Unlike much of the South, Greenville has four seasons, including beautiful fall foliage. It also has plenty of hiking and biking trails and a chance to enjoy the surrounding lakes. With numerous theaters, including one that attracts Broadway touring shows, as well as wonderful museums and many art galleries, there’s plenty of cultural attractions.

Greenville is the headquarters of both BMW and Michelin North America, so those companies have brought with them an international influence. Groups can tour the BMW plant and watch how the cars are built. BMW also has a performance driving school where groups can take lessons one day and then drive the BMWs manufactured at the plant on a wet track, a dry track, an obstacle course and a timed course. History tours, driving and walking tours, and architectural and culinary tours are also available.

“People come here with either preconceptions about the South or no expectations of Greenville,” Scher said. “They don’t know what to expect. They get here and are blown away by how much there is to do.”

visitgreenvillesc.com

Charlotte, North Carolina

Home of the NASCAR Hall of Fame, Charlotte Motor Speedway, the Billy Graham Library and the largest man-made whitewater park in the U.S., Charlotte, North Carolina, has something for everyone. Groups that visit have many options for tours. One of the most popular is the NASCAR Racing Insider’s Tour, which takes groups through the NASCAR Hall of Fame, for lunch at the Pit Stop Cafe and to nearby racing shops and attractions. They get exclusive behind-the-scenes experiences.

Tour companies in the area offer bus tours, Segway tours, walking tours, bicycle and eAssist bicycle tours. Groups can get a feel for the history of the place by touring mansions and sampling the local cuisine. The Billy Graham Hometown Tour takes groups through Billy Graham’s library, where he grew up and where he started his crusades.

“There are so many different ways to see Charlotte and walk away with a different perspective,” said Chacara Harvin, travel trade marketing manager for the Charlotte Regional Visitors Authority.

The Daniel Stowe Botanical Gardens offers a garden tour and wine tasting. Groups learn about the different plants while tasting wines from the region. And even if your group is not going to kayak the rapids at the U.S. National Whitewater Center, groups can come watch others participate in these high-adventure sports. On Thursdays, Fridays and Saturdays from May to September, the center hosts River Jam, live musical performances with beer and good food.

charlottesgotalot.com

Boone, North Carolina

Named for the legendary Daniel Boone, who used to have a hunting camp in the area, Boone, North Carolina, is nestled in the Blue Ridge Mountains.
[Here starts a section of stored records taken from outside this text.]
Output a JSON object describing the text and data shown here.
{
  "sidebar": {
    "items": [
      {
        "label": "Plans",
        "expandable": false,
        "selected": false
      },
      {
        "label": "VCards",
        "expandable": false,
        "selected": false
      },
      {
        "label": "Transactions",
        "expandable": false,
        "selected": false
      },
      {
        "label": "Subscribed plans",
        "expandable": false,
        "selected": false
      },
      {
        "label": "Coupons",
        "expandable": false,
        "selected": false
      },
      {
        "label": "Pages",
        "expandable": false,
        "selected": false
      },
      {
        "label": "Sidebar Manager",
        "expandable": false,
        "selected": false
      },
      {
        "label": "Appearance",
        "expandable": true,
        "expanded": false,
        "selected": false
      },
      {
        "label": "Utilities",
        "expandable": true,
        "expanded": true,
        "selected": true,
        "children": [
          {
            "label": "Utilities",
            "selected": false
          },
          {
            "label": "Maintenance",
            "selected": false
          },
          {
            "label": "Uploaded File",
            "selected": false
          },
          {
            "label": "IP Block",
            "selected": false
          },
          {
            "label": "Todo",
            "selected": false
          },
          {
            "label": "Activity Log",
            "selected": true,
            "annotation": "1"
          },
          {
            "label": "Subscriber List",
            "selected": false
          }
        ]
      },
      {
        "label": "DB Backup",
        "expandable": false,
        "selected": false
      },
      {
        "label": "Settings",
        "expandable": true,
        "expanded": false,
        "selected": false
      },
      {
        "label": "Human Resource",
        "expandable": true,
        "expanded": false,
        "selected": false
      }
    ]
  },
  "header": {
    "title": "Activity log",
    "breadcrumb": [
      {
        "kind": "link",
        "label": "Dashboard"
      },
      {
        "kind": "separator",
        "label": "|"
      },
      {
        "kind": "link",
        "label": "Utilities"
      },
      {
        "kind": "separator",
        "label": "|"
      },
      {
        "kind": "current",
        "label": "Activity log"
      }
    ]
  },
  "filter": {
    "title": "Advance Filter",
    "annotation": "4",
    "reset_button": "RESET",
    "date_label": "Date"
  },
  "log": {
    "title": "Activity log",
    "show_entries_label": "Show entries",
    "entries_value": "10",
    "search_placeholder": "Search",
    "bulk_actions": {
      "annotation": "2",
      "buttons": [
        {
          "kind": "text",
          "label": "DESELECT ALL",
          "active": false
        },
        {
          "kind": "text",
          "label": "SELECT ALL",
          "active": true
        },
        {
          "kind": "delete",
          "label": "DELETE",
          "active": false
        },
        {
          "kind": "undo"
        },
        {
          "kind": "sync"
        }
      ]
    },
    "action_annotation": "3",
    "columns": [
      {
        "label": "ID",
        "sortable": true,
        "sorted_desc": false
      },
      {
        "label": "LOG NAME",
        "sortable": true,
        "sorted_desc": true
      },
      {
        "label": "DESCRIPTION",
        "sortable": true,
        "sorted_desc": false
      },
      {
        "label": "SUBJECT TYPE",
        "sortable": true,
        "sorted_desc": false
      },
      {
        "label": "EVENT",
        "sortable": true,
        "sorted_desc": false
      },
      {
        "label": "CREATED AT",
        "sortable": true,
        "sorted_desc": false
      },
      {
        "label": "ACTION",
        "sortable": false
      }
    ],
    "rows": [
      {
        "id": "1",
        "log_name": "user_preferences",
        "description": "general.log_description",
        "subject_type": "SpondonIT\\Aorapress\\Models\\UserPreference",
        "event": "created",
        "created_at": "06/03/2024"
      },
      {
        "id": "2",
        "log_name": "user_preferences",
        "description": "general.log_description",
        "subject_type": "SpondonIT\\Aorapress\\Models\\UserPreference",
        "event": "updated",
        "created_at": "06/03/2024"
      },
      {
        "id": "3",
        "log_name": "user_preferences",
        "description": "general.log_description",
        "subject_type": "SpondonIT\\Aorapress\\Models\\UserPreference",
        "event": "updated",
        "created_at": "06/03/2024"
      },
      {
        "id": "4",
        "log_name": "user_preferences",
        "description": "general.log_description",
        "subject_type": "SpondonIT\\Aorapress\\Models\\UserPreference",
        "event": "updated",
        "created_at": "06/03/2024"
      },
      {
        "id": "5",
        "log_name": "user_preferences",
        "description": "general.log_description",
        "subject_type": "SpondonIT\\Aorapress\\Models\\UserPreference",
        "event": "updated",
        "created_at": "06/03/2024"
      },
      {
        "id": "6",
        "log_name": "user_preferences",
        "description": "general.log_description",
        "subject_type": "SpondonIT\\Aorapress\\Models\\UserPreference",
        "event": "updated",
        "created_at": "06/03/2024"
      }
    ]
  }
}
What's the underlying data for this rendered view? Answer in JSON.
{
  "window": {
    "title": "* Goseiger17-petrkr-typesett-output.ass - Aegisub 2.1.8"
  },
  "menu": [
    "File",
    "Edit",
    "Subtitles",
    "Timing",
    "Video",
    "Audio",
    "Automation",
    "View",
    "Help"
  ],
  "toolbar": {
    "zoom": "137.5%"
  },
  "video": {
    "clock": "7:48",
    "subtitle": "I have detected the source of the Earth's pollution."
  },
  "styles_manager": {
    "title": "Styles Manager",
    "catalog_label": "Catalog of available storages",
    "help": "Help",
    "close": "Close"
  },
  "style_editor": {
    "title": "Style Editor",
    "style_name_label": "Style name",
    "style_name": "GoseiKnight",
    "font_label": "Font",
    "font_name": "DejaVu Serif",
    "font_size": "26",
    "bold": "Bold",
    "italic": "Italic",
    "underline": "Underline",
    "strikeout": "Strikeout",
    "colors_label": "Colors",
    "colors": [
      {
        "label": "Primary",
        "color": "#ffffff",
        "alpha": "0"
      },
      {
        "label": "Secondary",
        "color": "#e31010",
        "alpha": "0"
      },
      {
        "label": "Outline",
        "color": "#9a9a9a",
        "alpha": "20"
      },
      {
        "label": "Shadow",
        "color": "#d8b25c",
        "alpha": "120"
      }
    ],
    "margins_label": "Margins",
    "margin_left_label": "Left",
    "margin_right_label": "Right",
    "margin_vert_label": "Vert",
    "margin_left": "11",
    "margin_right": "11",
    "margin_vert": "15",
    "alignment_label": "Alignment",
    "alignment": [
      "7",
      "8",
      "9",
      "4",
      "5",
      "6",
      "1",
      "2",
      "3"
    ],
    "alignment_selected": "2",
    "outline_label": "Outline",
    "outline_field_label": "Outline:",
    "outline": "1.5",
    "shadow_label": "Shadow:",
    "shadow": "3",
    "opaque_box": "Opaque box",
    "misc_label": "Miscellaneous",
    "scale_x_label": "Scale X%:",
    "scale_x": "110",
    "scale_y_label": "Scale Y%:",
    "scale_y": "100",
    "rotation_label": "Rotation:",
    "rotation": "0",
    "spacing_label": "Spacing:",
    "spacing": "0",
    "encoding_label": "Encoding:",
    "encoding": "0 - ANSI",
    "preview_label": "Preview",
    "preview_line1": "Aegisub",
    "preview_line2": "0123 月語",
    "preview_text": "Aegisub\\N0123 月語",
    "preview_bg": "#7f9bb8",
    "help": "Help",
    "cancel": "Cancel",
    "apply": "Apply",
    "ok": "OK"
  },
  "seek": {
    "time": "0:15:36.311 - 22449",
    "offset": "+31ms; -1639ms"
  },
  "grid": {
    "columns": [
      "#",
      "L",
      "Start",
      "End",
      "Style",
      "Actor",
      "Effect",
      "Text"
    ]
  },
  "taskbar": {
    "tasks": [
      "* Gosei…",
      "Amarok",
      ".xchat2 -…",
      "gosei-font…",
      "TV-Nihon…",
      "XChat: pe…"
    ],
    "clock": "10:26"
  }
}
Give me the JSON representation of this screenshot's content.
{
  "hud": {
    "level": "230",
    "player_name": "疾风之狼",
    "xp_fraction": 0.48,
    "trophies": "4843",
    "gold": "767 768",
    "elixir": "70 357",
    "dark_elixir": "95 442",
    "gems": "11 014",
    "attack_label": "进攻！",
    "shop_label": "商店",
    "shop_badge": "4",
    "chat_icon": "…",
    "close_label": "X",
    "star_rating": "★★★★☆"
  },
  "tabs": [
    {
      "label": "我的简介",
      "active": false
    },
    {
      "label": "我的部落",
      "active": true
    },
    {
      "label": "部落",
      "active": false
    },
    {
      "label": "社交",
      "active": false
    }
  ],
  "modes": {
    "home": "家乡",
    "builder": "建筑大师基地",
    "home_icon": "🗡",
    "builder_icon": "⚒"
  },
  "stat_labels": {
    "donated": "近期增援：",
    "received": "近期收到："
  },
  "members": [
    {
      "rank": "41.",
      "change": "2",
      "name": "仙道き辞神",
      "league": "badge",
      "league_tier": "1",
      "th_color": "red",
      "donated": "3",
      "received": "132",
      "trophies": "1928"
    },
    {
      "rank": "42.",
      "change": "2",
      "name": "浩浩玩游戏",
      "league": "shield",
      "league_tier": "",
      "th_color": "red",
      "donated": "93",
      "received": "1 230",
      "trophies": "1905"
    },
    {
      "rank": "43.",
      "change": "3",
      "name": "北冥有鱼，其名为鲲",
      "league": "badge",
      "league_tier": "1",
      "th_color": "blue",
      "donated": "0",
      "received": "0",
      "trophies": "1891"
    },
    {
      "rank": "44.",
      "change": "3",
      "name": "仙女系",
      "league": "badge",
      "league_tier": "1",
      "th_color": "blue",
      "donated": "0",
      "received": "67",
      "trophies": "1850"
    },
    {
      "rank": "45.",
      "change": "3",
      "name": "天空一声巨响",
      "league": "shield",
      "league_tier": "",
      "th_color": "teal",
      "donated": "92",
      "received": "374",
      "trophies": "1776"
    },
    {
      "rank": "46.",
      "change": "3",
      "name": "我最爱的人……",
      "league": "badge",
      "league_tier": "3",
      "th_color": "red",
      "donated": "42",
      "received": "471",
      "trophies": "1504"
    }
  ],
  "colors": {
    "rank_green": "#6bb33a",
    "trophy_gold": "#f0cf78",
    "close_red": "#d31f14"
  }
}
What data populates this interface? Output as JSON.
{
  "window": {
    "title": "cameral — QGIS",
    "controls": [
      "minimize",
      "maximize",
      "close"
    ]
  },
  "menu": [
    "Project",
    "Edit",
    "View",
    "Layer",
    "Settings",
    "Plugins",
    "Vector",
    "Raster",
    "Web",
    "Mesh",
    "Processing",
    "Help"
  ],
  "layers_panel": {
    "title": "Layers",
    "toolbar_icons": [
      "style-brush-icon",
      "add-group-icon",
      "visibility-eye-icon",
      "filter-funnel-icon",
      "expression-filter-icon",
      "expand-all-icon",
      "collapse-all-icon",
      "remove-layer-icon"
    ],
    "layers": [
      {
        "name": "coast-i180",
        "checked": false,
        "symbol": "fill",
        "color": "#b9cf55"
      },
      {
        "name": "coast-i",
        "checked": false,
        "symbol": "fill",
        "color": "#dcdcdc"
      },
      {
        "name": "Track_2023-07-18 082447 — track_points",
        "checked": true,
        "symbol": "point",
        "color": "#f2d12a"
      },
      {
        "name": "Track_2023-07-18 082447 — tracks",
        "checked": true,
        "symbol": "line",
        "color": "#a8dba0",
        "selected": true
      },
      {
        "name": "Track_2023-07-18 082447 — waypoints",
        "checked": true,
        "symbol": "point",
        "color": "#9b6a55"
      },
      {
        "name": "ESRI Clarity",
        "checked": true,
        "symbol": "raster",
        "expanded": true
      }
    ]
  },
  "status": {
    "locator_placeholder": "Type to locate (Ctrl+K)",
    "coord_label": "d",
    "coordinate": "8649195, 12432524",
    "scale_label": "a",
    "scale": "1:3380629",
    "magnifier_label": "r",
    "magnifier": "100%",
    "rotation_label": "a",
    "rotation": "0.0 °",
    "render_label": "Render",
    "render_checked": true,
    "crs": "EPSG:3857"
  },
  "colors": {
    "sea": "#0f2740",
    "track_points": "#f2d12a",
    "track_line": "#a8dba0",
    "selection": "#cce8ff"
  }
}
It is the highest town with a population of more than 10,000 people east of the Mississippi River. Groups love the cool climate and the friendly, down-to-earth people, as well as the authentic Appalachian Mountains culture.

The outdoors has huge appeal for groups, as Boone sits along the highest points of the Blue Ridge Parkway, including the Deep Gap and Blowing Rock areas. Grandfather Mountain, the highest peak on the eastern escarpment of the Blue Ridge Mountains, is nearby. It features the Mile-High Swinging Bridge; the Nature Museum; animal habitats, including elk, otter, eagle, cougar and black bear; a restaurant; and souvenir shops.

For more adventurous groups, High Gravity Adventures is a zip-line and adventure park. Next door, the Tweetsie Railroad, North Carolina’s first family theme park, features two antique narrow-gauge locomotives, shops, stage performances, eateries and amusement rides.

Boone is also home to “Horn in the West,” an outdoor Revolutionary War drama that is celebrating its 69th season in 2020. The play tells the story of the pioneers who settled in the Blue Ridge wilderness with the help of famous frontiersman Daniel Boone and their Cherokee allies. Before seeing the show, groups can visit the Hickory Ridge Living History Museum next door, which has preserved 18th- and 19th-century cabins that highlight different aspects of life in the backcountry.